A350 «übergewichtig und zu spät»

Emirates-Chef Tim Clark hat schon früher angedeutet, dass die Order auf der Kippe stehe. Vor allem mit dem A350-1000 war er nicht glücklich. «Der Flieger ist übergewichtig und zu spät dran», sagt er vor eineinhalb Jahren. Und auch am A350-900 mäkelte er herum.
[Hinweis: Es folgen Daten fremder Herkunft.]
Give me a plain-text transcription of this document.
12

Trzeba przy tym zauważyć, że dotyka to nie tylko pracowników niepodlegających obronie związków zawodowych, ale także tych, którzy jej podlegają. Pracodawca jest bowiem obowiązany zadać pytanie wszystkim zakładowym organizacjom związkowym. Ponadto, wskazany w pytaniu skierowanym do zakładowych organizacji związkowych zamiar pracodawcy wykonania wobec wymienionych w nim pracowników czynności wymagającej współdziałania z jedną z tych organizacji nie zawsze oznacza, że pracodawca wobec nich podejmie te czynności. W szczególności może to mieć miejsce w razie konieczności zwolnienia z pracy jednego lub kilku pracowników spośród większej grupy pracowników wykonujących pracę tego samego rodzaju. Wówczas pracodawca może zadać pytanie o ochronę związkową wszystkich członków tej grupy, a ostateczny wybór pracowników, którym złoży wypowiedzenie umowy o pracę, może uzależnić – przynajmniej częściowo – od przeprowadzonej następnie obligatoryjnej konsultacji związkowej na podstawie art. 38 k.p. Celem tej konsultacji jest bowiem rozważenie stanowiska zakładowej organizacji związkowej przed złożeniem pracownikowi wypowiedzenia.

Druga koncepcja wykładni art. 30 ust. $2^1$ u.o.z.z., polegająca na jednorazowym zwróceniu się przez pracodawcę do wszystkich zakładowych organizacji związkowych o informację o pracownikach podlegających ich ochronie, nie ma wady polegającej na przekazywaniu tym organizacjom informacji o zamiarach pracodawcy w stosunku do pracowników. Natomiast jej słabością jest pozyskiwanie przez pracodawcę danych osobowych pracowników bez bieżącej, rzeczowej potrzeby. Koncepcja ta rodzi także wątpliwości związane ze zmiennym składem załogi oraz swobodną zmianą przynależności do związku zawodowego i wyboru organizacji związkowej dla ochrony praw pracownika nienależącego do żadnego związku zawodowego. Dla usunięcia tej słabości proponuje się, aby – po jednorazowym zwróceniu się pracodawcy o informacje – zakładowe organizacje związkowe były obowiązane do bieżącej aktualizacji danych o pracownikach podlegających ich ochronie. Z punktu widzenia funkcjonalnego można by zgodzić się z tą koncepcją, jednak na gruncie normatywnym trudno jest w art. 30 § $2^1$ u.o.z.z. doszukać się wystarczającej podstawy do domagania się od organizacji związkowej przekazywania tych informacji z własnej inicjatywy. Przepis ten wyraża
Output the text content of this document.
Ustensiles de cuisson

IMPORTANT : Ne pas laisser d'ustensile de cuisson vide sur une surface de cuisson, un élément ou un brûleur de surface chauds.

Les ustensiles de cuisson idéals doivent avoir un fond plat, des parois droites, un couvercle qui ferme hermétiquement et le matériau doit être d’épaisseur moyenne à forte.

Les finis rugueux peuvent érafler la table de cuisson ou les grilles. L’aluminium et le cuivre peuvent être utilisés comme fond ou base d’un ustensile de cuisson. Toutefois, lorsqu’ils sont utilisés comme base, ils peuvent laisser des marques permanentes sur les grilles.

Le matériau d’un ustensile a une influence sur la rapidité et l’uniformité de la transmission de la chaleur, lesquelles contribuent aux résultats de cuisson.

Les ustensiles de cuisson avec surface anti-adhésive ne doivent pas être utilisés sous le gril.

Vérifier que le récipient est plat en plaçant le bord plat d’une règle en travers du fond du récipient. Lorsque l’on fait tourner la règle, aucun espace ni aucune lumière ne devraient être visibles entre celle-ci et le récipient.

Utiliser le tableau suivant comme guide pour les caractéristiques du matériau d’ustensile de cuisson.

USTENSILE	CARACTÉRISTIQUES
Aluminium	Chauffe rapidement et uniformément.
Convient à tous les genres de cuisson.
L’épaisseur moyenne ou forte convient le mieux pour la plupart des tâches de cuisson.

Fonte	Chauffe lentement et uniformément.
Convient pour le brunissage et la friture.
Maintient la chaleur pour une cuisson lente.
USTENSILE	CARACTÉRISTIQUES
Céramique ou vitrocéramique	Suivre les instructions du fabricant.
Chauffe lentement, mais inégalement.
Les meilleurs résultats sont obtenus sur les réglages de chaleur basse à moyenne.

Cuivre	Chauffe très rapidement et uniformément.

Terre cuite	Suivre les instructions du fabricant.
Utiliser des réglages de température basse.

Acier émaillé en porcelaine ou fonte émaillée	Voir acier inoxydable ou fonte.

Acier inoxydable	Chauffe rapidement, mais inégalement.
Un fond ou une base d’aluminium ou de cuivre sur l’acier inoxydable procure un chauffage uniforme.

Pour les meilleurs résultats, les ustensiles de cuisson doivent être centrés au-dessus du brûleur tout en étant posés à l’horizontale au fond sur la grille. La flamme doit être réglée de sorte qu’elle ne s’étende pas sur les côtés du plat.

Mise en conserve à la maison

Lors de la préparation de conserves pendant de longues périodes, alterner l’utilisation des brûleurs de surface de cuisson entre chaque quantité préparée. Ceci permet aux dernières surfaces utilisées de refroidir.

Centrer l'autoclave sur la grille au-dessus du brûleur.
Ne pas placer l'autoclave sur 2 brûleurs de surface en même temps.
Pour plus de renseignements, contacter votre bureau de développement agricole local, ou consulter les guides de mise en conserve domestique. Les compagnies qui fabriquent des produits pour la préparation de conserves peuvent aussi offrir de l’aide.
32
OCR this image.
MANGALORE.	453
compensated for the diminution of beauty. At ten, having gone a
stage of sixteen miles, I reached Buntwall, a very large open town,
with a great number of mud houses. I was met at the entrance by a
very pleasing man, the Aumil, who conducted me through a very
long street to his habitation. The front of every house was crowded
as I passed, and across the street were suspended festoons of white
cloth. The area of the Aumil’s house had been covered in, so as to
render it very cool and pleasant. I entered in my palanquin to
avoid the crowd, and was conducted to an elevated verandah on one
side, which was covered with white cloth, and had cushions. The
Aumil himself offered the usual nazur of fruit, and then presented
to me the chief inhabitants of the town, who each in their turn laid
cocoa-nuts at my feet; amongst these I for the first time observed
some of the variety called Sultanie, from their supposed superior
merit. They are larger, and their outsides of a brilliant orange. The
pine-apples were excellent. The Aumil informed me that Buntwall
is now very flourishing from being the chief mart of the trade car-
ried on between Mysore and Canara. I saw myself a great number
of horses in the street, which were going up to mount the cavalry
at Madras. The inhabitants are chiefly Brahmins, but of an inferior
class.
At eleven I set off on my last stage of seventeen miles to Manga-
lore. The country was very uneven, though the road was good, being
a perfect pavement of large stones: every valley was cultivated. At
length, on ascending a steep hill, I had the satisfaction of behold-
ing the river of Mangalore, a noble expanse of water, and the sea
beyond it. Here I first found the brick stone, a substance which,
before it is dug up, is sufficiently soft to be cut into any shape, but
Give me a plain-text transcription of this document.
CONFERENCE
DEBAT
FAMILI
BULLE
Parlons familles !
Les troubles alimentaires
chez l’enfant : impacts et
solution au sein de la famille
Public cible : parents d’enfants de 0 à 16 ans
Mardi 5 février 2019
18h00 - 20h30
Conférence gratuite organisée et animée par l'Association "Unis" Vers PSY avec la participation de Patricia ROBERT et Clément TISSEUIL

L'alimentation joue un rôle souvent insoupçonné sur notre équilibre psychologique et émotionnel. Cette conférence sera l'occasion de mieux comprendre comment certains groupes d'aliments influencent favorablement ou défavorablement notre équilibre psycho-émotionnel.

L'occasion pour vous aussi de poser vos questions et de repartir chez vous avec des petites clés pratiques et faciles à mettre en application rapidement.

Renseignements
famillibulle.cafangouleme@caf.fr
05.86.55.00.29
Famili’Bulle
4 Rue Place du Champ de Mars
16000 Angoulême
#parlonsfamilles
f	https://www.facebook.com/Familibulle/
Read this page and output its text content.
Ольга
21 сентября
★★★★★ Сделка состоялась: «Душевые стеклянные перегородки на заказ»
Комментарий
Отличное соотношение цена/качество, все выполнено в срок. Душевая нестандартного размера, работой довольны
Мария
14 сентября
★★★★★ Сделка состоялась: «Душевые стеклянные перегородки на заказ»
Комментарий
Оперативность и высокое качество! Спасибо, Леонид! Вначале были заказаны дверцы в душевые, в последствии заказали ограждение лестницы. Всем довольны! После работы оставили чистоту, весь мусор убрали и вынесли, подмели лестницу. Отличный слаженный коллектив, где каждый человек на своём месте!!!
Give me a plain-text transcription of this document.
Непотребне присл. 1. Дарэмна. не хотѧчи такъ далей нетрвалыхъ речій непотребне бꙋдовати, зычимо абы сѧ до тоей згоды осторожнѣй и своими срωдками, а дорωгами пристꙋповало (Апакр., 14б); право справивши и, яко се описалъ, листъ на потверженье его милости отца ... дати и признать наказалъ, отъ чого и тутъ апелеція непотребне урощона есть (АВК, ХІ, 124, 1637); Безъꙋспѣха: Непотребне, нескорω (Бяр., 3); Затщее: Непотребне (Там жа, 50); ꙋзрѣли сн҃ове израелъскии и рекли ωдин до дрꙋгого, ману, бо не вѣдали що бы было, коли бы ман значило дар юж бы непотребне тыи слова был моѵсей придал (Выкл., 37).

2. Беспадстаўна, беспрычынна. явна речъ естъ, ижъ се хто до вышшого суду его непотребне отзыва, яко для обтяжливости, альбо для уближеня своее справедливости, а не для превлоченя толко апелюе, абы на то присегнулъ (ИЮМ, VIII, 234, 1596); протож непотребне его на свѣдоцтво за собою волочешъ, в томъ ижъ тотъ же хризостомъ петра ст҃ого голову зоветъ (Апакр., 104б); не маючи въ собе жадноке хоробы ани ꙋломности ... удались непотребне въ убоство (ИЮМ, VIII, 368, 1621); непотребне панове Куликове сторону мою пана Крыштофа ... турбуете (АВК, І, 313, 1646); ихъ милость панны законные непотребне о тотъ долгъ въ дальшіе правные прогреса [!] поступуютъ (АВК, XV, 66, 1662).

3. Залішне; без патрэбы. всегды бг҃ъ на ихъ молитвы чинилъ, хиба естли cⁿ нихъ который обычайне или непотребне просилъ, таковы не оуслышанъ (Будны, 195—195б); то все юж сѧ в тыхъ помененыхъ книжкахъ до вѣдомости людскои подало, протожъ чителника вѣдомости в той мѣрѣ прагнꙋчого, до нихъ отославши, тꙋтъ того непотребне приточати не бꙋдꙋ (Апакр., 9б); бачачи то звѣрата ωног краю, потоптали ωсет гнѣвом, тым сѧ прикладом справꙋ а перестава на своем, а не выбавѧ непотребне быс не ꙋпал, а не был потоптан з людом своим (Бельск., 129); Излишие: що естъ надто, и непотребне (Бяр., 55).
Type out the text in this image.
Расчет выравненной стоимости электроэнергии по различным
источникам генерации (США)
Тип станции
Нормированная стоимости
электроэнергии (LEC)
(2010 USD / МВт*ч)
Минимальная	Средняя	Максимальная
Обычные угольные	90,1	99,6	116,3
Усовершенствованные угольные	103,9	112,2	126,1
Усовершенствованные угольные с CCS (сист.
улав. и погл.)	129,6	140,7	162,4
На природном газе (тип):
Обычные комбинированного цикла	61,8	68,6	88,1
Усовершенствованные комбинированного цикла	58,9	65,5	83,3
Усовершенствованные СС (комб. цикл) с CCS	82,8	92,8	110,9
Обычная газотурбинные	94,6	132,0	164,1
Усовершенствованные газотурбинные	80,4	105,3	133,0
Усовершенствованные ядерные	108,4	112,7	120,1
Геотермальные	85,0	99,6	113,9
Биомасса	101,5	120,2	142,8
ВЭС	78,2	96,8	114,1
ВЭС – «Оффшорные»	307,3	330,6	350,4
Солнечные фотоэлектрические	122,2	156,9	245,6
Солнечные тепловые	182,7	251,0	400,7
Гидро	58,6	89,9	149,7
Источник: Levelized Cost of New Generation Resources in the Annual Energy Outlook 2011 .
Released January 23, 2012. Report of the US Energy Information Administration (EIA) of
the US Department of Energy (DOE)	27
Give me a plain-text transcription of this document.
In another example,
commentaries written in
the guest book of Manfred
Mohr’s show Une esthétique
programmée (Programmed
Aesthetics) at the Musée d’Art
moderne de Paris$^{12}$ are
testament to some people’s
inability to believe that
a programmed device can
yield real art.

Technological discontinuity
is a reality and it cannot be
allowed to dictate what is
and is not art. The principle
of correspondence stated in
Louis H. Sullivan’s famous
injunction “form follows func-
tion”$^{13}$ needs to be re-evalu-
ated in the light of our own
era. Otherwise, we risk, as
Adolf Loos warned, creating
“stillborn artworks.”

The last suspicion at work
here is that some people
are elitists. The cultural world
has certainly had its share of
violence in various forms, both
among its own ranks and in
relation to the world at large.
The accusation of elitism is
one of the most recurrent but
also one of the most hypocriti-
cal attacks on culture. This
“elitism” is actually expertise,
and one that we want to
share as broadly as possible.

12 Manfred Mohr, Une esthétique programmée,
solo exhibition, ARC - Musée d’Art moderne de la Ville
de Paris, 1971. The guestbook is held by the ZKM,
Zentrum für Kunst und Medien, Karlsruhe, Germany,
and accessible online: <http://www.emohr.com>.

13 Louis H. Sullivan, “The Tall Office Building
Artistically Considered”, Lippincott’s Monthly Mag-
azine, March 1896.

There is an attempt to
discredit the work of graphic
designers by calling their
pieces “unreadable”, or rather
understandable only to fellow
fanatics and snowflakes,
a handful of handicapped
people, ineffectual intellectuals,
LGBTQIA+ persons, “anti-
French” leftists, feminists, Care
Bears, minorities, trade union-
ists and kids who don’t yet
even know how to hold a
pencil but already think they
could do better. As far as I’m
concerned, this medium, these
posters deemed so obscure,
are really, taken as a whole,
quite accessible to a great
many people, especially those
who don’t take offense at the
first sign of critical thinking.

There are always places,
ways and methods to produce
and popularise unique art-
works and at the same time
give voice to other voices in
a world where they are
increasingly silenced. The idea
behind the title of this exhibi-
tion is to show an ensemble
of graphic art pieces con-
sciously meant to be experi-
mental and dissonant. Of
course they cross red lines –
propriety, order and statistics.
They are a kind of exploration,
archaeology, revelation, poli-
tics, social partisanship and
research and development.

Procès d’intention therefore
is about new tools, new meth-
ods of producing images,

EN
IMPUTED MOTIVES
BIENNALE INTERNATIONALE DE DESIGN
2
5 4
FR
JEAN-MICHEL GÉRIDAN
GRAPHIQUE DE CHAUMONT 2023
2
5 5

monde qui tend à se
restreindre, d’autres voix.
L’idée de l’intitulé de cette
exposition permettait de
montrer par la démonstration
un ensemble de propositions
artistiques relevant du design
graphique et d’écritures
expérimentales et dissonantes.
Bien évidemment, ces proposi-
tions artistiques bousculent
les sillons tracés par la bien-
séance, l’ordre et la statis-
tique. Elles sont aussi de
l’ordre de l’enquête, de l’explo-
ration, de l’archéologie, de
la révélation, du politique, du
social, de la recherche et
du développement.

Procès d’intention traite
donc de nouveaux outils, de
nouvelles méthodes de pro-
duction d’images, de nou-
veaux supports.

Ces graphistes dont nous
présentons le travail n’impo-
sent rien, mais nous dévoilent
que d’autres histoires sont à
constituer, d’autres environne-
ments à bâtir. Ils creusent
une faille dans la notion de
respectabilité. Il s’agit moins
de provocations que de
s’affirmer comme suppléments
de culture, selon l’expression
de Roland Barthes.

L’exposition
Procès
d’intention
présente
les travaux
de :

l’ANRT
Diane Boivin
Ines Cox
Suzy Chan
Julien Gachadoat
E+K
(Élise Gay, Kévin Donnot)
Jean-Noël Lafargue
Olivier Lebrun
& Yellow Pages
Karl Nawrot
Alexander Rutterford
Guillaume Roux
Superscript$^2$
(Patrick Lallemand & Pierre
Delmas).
Die 900er-Version sei eventuell langfristig zu klein. Man wachse schließlich stetig, so Clark. Auch bei einem Riesendrehkreuz wie Dubai sei für mehr Flieger irgendwann kein Platz mehr.

Trotz des Rückschlages gibt sich Airbus optimistisch. «Man sei sehr zuversichtlich bezüglich des A350-Programms», schreibt das Unternehmen in einer Medienmitteilung. Man könne 742 feste Order vorweisen. Zudem weist es darauf hin, dass Emirates letztes Jahr 50 weitere Airbus A380 bestellt hatte.